The trend started as the economy got worse during the Great Recession and has risen steadily since then to reach the latest figure. Though the housing market and the economy at large is in a recovery mode, the pace is too slow for first-time buyers who need more help with the limited and unpredictable income sources at play.

The study revealed that it is not just loans from parents, but also cash gifts from relatives or friends that are coming in handy, though the former is more prevalent. Tough job markets, existing student loans and increasingly stricter mortgage rates are hardly conducive to fast recovery.

Coupled with these conditions are expert predictions of an impending price rise for homes. This means those who are light cash want to go ahead and purchase a home while it's still affordable.

Looking toward the baby boomer parents for help hardly seems surprising in such circumstances. The parents too seem to be in a better position to help with rising stock and property values giving them a solid financial cushion for the future. Data compiled by Fidelity Investments show that boomers have seen their retirement savings almost double in the past two years.

The recession has shown us some unprecedented facts for sure.
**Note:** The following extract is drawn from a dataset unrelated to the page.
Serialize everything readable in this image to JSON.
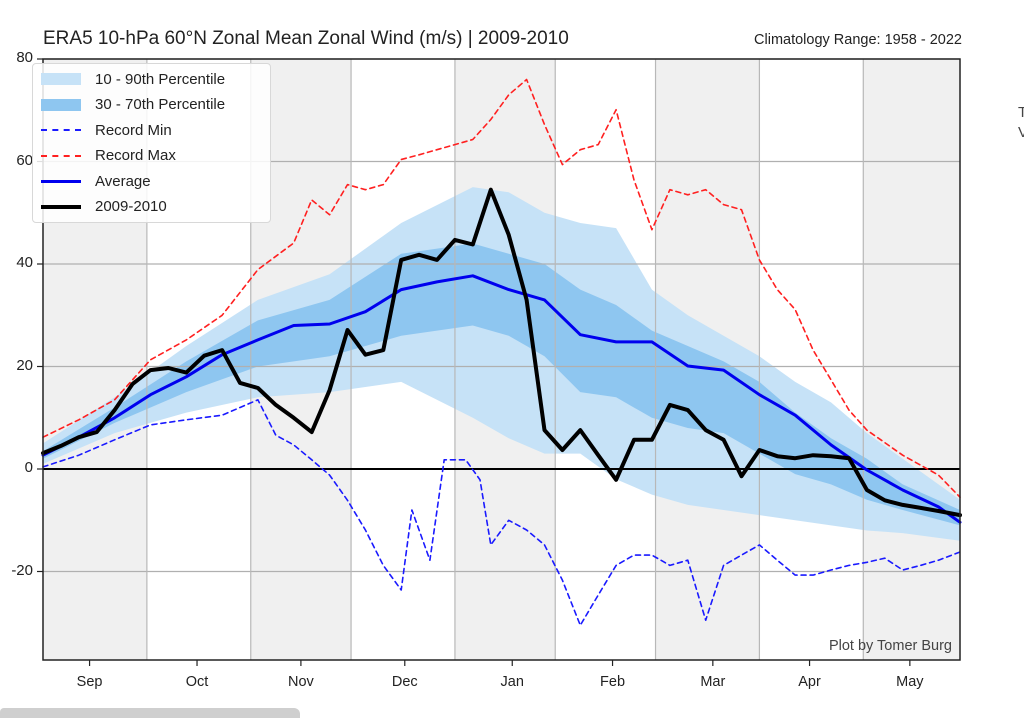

First, it was kids moving back home because they could not afford to pay rent, and now it's parents stepping in to help them buy homes. Maybe there's an ulterior motive behind the parents' altruistic deeds after all!

But on a more serious note, this trend needs a deeper look, specifically into the reasons why millennials are not quite confident of meeting their EMIs (equated monthly installments). A 2013 Federal Reserve report showed that inability to meet down payment was a reason for most people to rent rather than buy, though a large percentage was more than ready to move out of their apartments.

Another NAR survey revealed that the burden of student loans that prevented 54 percent of future home buyers from realizing their dreams. Shrinking paychecks and job uncertainties have further compounded the problem.

In another turn of events, a bad market is always an investor's paradise. Witness how many investors have scooped up real estate, some with cash deals. This had led to shrinking inventory and even less choice for the first-time buyers.

Thankfully, the tide seems to be turning even if the recovery is slower than expected. But with cash gifts expanding to more kids from their parents, first-time buyers are growing excited once again. With their wealth rebuilding, more American parents are keen to help their kids out instead of letting them work it out on their own.

As per IRA rules, one can make a make a gift of $14,000 to a child without incurring taxes. For some, this is more than enough to take care of the down payment and closing costs.

Rising home-price appreciation is helping both borrowers and lenders get back their equity and financial footing. But these developments are not free from negative repercussions.

Despite the positive aspects of the trend, financial institutions are wary of rejoicing too much. Determining the source of funds is important to gauge the mortgage default rates, and those who have managed a down payment with the help of gifts from parents and family might not be good candidates for loans in future.

It may help them right now, but in the long run it does nothing to add to their credit history, which may be something to worry about.